Security agents confiscated her passport and barred her from leaving the country. They also interrogated the grieving widow and raided her home after her two sons were gone.

“We want the travel ban on our mother to be lifted so that she can come to live with us,” said Ramin Seyed-Emami, adding, “We want to live in peace when we go back to Iran when all of this is over.”

He told CHRI he had submitted a letter via his lawyer in Tehran to Branch 9 of Iran’s Culture and Media Court requesting that the IRIB be ordered to allow him to respond to the “20:30” state-run news program that aired the unsubstantiated accusations on February 13, 2018.

Iran’s government-run Islamic Republic of Iran Broadcasting (IRIB) has a long history of parading Iran’s critics and their family members on national TV, where they are forced to make so-called “confessions” or public statements meant to discredit them and their causes.

Human rights groups have documented several instances in which dissidents, activists, and journalists were featured in pseudo-documentary videos intended to “prove” their “guilt,” though they apparently did not appear willingly.

“In the letter, we asked for the enforcement of Article 22 of the Constitution and Article 30 of the IRIB’s Governing Regulations,” he said. “By law, the IRIB must allow us to appear on air for free to give a response and respond to the accusations against our father,” Seyed-Emami added.
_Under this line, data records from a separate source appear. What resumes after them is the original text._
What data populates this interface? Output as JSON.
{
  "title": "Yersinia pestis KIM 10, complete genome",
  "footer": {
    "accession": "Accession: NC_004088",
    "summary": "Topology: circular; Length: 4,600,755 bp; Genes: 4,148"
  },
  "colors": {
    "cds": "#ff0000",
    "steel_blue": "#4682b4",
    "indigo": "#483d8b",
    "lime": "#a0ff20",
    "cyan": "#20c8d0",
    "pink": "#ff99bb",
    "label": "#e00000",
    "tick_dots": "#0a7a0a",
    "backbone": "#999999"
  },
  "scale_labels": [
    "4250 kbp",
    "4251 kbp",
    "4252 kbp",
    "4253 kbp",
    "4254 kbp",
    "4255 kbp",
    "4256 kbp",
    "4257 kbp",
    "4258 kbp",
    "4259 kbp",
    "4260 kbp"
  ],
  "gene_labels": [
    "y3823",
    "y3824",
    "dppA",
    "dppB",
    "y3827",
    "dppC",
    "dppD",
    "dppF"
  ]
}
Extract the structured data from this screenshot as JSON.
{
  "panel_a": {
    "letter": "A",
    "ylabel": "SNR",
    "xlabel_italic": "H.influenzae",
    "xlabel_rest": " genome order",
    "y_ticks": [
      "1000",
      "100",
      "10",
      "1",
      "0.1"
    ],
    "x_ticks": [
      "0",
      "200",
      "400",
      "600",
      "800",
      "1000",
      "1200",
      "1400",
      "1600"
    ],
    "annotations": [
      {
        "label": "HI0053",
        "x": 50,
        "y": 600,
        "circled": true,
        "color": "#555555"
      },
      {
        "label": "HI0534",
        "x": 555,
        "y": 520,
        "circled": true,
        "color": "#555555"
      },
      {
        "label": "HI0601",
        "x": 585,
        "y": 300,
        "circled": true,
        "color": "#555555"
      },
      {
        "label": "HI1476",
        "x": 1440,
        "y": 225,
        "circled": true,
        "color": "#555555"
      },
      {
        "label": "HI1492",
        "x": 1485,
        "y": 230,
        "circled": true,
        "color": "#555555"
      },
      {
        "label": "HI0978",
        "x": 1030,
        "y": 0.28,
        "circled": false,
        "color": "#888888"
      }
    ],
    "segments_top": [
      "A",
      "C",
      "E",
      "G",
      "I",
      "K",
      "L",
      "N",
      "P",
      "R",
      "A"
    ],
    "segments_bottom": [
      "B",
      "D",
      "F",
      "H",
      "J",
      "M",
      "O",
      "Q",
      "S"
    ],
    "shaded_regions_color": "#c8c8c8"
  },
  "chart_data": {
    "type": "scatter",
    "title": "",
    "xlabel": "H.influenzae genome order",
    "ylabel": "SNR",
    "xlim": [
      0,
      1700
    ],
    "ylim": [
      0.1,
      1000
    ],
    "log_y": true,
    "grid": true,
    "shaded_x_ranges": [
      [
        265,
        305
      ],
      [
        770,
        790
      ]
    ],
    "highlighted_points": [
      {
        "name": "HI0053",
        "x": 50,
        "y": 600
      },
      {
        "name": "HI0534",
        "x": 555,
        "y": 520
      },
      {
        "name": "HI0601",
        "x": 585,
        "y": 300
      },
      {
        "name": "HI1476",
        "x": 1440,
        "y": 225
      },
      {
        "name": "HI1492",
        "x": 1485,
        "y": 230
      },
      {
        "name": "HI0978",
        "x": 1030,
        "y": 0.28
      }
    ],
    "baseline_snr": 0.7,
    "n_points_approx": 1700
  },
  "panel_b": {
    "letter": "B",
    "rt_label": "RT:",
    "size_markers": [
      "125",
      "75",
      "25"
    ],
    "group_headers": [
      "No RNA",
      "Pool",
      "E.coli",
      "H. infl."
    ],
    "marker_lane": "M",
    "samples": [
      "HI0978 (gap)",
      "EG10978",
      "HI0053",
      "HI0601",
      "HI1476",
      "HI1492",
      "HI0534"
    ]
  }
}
“To this day, we have no idea what happened to our father,” he said. “We have not been presented with any evidence or document to show he and the others broke the law.”

“The PHWF was a known legal institution whose activities were under the supervision of the government and the Department of the Environment,” he added. “We really don’t know the reason why it was shut down and the staff were arrested.”

Seyed-Emami continued: “If there was any evidence to show they were guilty, surely the Supreme National Security Council and the DOE would have taken action but both have declared that they were not spies. Instead of clarifying the issues, some of [Iran’s state] news outlets have been deceiving the public during the past year.”

“Those who incarcerated my father are the ones responsible for his death. They held him without evidence,” Seyed-Emami said. “They were negligent in safeguarding his life.”

Iranian judicial officials have not publicly explained why they barred Seyed-Emami’s widow from leaving the country or why the ban remains in place despite having officially expired. Family members of detainees held under politically motivated charges in Iran are routinely threatened and pressured by state agencies not to speak publicly about the cases.

“The authorities have said that the [travel] ban on Ms. Mombeini expired on December 22, 2018, but she is still not allowed to leave the country until the ban is rescinded by the judiciary’s security office because they are the ones who issued it,” Abuzar Nasrollahi, Mombeini’s lawyer, told the state-run Islamic Republic News Agency on February 6.